The failure is as follows, showcasing a successful run and a failing run right after ( the 512 inode size was a red herring: 256 fails as well ):


root@Ahasver:~# dd if=/dev/zero of=zeros.img bs=512M count=1
1+0 records in
1+0 records out
536870912 bytes (537 MB) copied, 11.8806 s, 45.2 MB/s


root@Ahasver:~# losetup -f zeros.img


root@Ahasver:~# mke2fs -t ext4 -j -O inline_data /dev/loop0
mke2fs 1.43.3 (04-Sep-2016)
Discarding device blocks: done                            
Creating filesystem with 131072 4k blocks and 32768 inodes
Filesystem UUID: 027504fd-e49d-42a3-bcd5-4ea3a05af5ed
Superblock backups stored on blocks: 
	32768, 98304

Allocating group tables: done                            
Writing inode tables: done                            
Creating journal (4096 blocks): done
Writing superblocks and filesystem accounting information: done


root@Ahasver:~# mount /dev/loop0 /mnt


root@Ahasver:~# cd /mnt


root@Ahasver:/mnt# tar -Jxf ~/chroot_with_failing_locales_reconfig.tar.xz 


root@Ahasver:/mnt# cd chroot_with_failing_locales_reconfig/


root@Ahasver:/mnt/chroot_with_failing_locales_reconfig# ./chroot.bash 


root@Ahasver:/# dpkg-reconfigure -u locales
Generating locales (this might take a while)...
  en_US.ISO-8859-1... done
  en_US.UTF-8... done
Generation complete.


root@Ahasver:/# exit


root@Ahasver:/mnt/chroot_with_failing_locales_reconfig# cd


root@Ahasver:~# umount /mnt


root@Ahasver:~# mount -o data=journal /dev/loop0 /mnt


root@Ahasver:~# cd /mnt/chroot_with_failing_locales_reconfig/


root@Ahasver:/mnt/chroot_with_failing_locales_reconfig# ./chroot.bash 


root@Ahasver:/# dpkg-reconfigure -u locales
Generating locales (this might take a while)...
  en_US.ISO-8859-1...Bus error
 done
  en_US.UTF-8...Bus error
 done
Generation complete.
Comment 4 Theodore Tso 2017-01-30 15:58:19 UTC
It may be a real problem, but if it isn't ext4 specific, you're reporting it to the wrong place and we won't be able to help you.

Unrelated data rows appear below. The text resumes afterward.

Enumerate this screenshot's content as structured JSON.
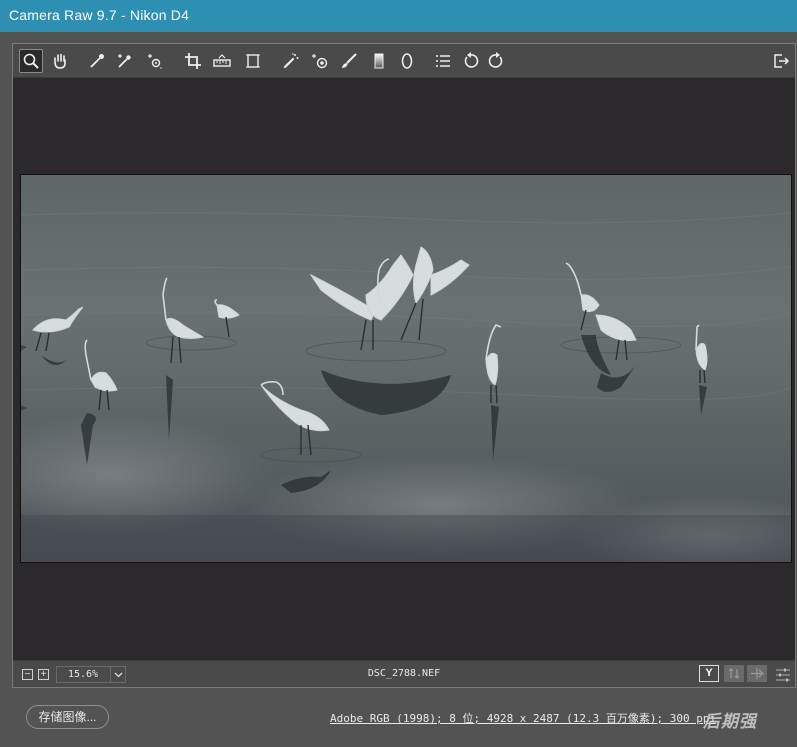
{
  "window": {
    "title": "Camera Raw 9.7  -  Nikon D4"
  },
  "toolbar": {
    "tools": [
      {
        "name": "zoom-tool",
        "icon": "magnifier-icon",
        "active": true
      },
      {
        "name": "hand-tool",
        "icon": "hand-icon"
      },
      {
        "name": "white-balance-tool",
        "icon": "eyedropper-icon"
      },
      {
        "name": "color-sampler-tool",
        "icon": "eyedropper-plus-icon"
      },
      {
        "name": "targeted-adjustment-tool",
        "icon": "target-adjust-icon"
      },
      {
        "name": "crop-tool",
        "icon": "crop-icon"
      },
      {
        "name": "straighten-tool",
        "icon": "level-icon"
      },
      {
        "name": "transform-tool",
        "icon": "transform-icon"
      },
      {
        "name": "spot-removal-tool",
        "icon": "brush-heal-icon"
      },
      {
        "name": "red-eye-tool",
        "icon": "eye-plus-icon"
      },
      {
        "name": "adjustment-brush-tool",
        "icon": "brush-icon"
      },
      {
        "name": "graduated-filter-tool",
        "icon": "gradient-icon"
      },
      {
        "name": "radial-filter-tool",
        "icon": "ellipse-icon"
      },
      {
        "name": "preferences-button",
        "icon": "list-icon"
      },
      {
        "name": "rotate-left-button",
        "icon": "rotate-ccw-icon"
      },
      {
        "name": "rotate-right-button",
        "icon": "rotate-cw-icon"
      }
    ],
    "fullscreen_icon": "export-icon"
  },
  "status": {
    "zoom_out": "−",
    "zoom_in": "+",
    "zoom_value": "15.6%",
    "filename": "DSC_2788.NEF",
    "y_button": "Y"
  },
  "bottom": {
    "save_button": "存储图像...",
    "info": "Adobe RGB (1998); 8 位; 4928 x 2487 (12.3 百万像素); 300 ppi",
    "watermark": "后期强"
  },
  "colors": {
    "titlebar": "#2d8fb3",
    "panel": "#4a4a4a",
    "canvas": "#2b292c"
  }
}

Userspace crashes tend to be caused by (surprise!) userspace bugs, and this the kernel bugzilla.   If you can trim this down to something which makes it clear that it is ext4 specific issue please feel free to update this bug with this new information.
Comment 5 Peter Rabbitson 2017-01-30 16:07:04 UTC
But it *is* ext4 specific - in https://bugzilla.kernel.org/show_bug.cgi?id=193431#c3 I repeatably demonstrate different behavior of a chroot depending solely on whether a fs is mounted with data=journal or without. That is with a userspace that is as new as it gets ( debian stretch-to-be ).

In the coming days I will try to distill this down further to a standalone program, but the chance is high I will fail: my C-fu is virtually nonexistent.